Los críticos desestiman los cargos, diciendo que el criterio para el arresto ha sido el potencial de la persona para generar opinión contra Saied.
“Este no es sólo el caso de mi padre”, continuó Yusra, refiriéndose a otros, como la principal figura de la oposición posterior al golpe, Jawhar Ben Mubarak.
“Otros políticos, jueces, periodistas y ciudadanos corrientes… han sido condenados a penas muy duras, sin ninguna prueba, sin ningún respeto por los procedimientos legales, simplemente porque ahora Túnez, lamentablemente, ha vuelto a caer en la misma dictadura contra la que los tunecinos se habían levantado en 2010”.

Ghannouchi y Moussi, junto con decenas de ex legisladores electos, siguen en prisión. Los partidos políticos que alguna vez compitieron por el poder en el parlamento del país están en gran medida ausentes.
En su lugar, dado que la constitución revisada de Saied de 2022 debilitó el parlamento, hay un organismo que ya no representa una amenaza para el presidente.
“El antiguo parlamento era increíblemente rebelde y se hizo pocos favores a sí mismo”, dijo Hatem Nafti, ensayista y autor de Nuestro amigo Kais Saied, un libro que critica el nuevo régimen de Túnez. Se refería a las municiones proporcionadas a sus detractores por un parlamento caótico y en ocasiones violento.
“Sin embargo, fue elegido democráticamente y bloqueó una legislación que sus miembros consideraban que perjudicaría a Túnez.
“En el nuevo parlamento, los miembros sienten la necesidad de hablar duro e incluso ser groseros con los ministros”, continuó Nafti. “Pero en realidad es sólo una actuación… Casi todos los miembros están allí porque están de acuerdo con Kais Saied”.
Las esperanzas de que el sistema de justicia pueda actuar como control sobre Saied han flaqueado.
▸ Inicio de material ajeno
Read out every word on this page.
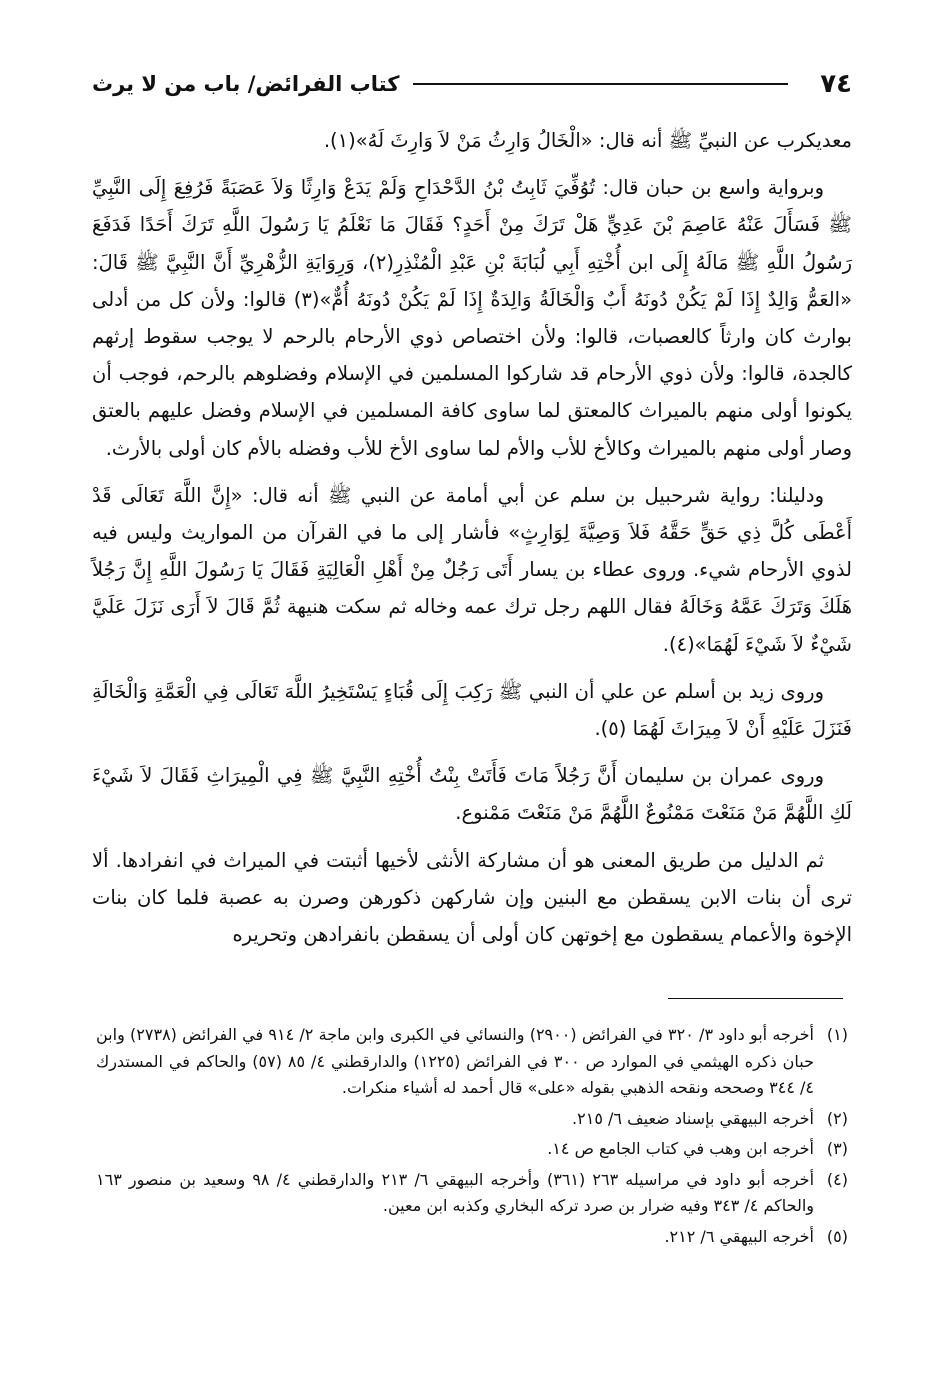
٧٤
كتاب الفرائض/ باب من لا يرث

معديكرب عن النبيِّ ﷺ أنه قال: «الْخَالُ وَارِثُ مَنْ لاَ وَارِثَ لَهُ»(١).

وبرواية واسع بن حبان قال: تُوُفِّيَ ثَابِتُ بْنُ الدَّحْدَاحِ وَلَمْ يَدَعْ وَارِثًا وَلاَ عَصَبَةً فَرُفِعَ إِلَى النَّبِيِّ ﷺ فَسَأَلَ عَنْهُ عَاصِمَ بْنَ عَدِيٍّ هَلْ تَرَكَ مِنْ أَحَدٍ؟ فَقَالَ مَا نَعْلَمُ يَا رَسُولَ اللَّهِ تَرَكَ أَحَدًا فَدَفَعَ رَسُولُ اللَّهِ ﷺ مَالَهُ إِلَى ابن أُخْتِهِ أَبِي لُبَابَةَ بْنِ عَبْدِ الْمُنْذِرِ(٢)، وَرِوَايَةِ الزُّهْرِيِّ أَنَّ النَّبِيَّ ﷺ قَالَ: «العَمُّ وَالِدٌ إِذَا لَمْ يَكُنْ دُونَهُ أَبٌ وَالْخَالَةُ وَالِدَةٌ إِذَا لَمْ يَكُنْ دُونَهُ أُمٌّ»(٣) قالوا: ولأن كل من أدلى بوارث كان وارثاً كالعصبات، قالوا: ولأن اختصاص ذوي الأرحام بالرحم لا يوجب سقوط إرثهم كالجدة، قالوا: ولأن ذوي الأرحام قد شاركوا المسلمين في الإسلام وفضلوهم بالرحم، فوجب أن يكونوا أولى منهم بالميراث كالمعتق لما ساوى كافة المسلمين في الإسلام وفضل عليهم بالعتق وصار أولى منهم بالميراث وكالأخ للأب والأم لما ساوى الأخ للأب وفضله بالأم كان أولى بالأرث.

ودليلنا: رواية شرحبيل بن سلم عن أبي أمامة عن النبي ﷺ أنه قال: «إِنَّ اللَّهَ تَعَالَى قَدْ أَعْطَى كُلَّ ذِي حَقٍّ حَقَّهُ فَلاَ وَصِيَّةَ لِوَارِثٍ» فأشار إلى ما في القرآن من المواريث وليس فيه لذوي الأرحام شيء. وروى عطاء بن يسار أَتَى رَجُلٌ مِنْ أَهْلِ الْعَالِيَةِ فَقَالَ يَا رَسُولَ اللَّهِ إِنَّ رَجُلاً هَلَكَ وَتَرَكَ عَمَّهُ وَخَالَهُ فقال اللهم رجل ترك عمه وخاله ثم سكت هنيهة ثُمَّ قَالَ لاَ أَرَى نَزَلَ عَلَيَّ شَيْءٌ لاَ شَيْءَ لَهُمَا»(٤).

وروى زيد بن أسلم عن علي أن النبي ﷺ رَكِبَ إِلَى قُبَاءٍ يَسْتَخِيرُ اللَّهَ تَعَالَى فِي الْعَمَّةِ وَالْخَالَةِ فَنَزَلَ عَلَيْهِ أَنْ لاَ مِيرَاثَ لَهُمَا (٥).

وروى عمران بن سليمان أَنَّ رَجُلاً مَاتَ فَأَتَتْ بِنْتُ أُخْتِهِ النَّبِيَّ ﷺ فِي الْمِيرَاثِ فَقَالَ لاَ شَيْءَ لَكِ اللَّهُمَّ مَنْ مَنَعْتَ مَمْنُوعٌ اللَّهُمَّ مَنْ مَنَعْتَ مَمْنوع.

ثم الدليل من طريق المعنى هو أن مشاركة الأنثى لأخيها أثبتت في الميراث في انفرادها. ألا ترى أن بنات الابن يسقطن مع البنين وإن شاركهن ذكورهن وصرن به عصبة فلما كان بنات الإخوة والأعمام يسقطون مع إخوتهن كان أولى أن يسقطن بانفرادهن وتحريره

(١)
أخرجه أبو داود ٣/ ٣٢٠ في الفرائض (٢٩٠٠) والنسائي في الكبرى وابن ماجة ٢/ ٩١٤ في الفرائض (٢٧٣٨) وابن حبان ذكره الهيثمي في الموارد ص ٣٠٠ في الفرائض (١٢٢٥) والدارقطني ٤/ ٨٥ (٥٧) والحاكم في المستدرك ٤/ ٣٤٤ وصححه ونقحه الذهبي بقوله «على» قال أحمد له أشياء منكرات.
(٢)
أخرجه البيهقي بإسناد ضعيف ٦/ ٢١٥.
(٣)
أخرجه ابن وهب في كتاب الجامع ص ١٤.
(٤)
أخرجه أبو داود في مراسيله ٢٦٣ (٣٦١) وأخرجه البيهقي ٦/ ٢١٣ والدارقطني ٤/ ٩٨ وسعيد بن منصور ١٦٣ والحاكم ٤/ ٣٤٣ وفيه ضرار بن صرد تركه البخاري وكذبه ابن معين.
(٥)
أخرجه البيهقي ٦/ ٢١٢.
El presidente ha seguido remodelando el poder judicial según un diseño de su propia creación, incluso despidiendo a 57 jueces por no emitir los veredictos que quería en 2022.
Para las elecciones de 2024, ese esfuerzo parecía completo, con la oposición judicial a su gobierno que permaneció, en la forma del tribunal administrativo, subordinada a su autoridad electoral designada personalmente, y los rivales más serios por la presidencia encarcelados.
“El poder judicial está ahora casi por completo bajo el control del gobierno”, continuó Nafti. “Incluso bajo (el derrocado presidente Zine El Abidine) Ben Ali existía el CSM (Consejo Judicial Supremo), que supervisaba los nombramientos, ascensos y asuntos disciplinarios de los jueces.
“Ahora eso sólo existe en el papel, y el Ministro de Justicia puede determinar con precisión qué jueces van a dónde y qué sentencias dictarán”.
Citando lo que dijo es el “silencio vergonzoso de la comunidad internacional que alguna vez apoyó la transición democrática del país”, Khawaja dijo: “Saied ha devuelto a Túnez a un gobierno autoritario”.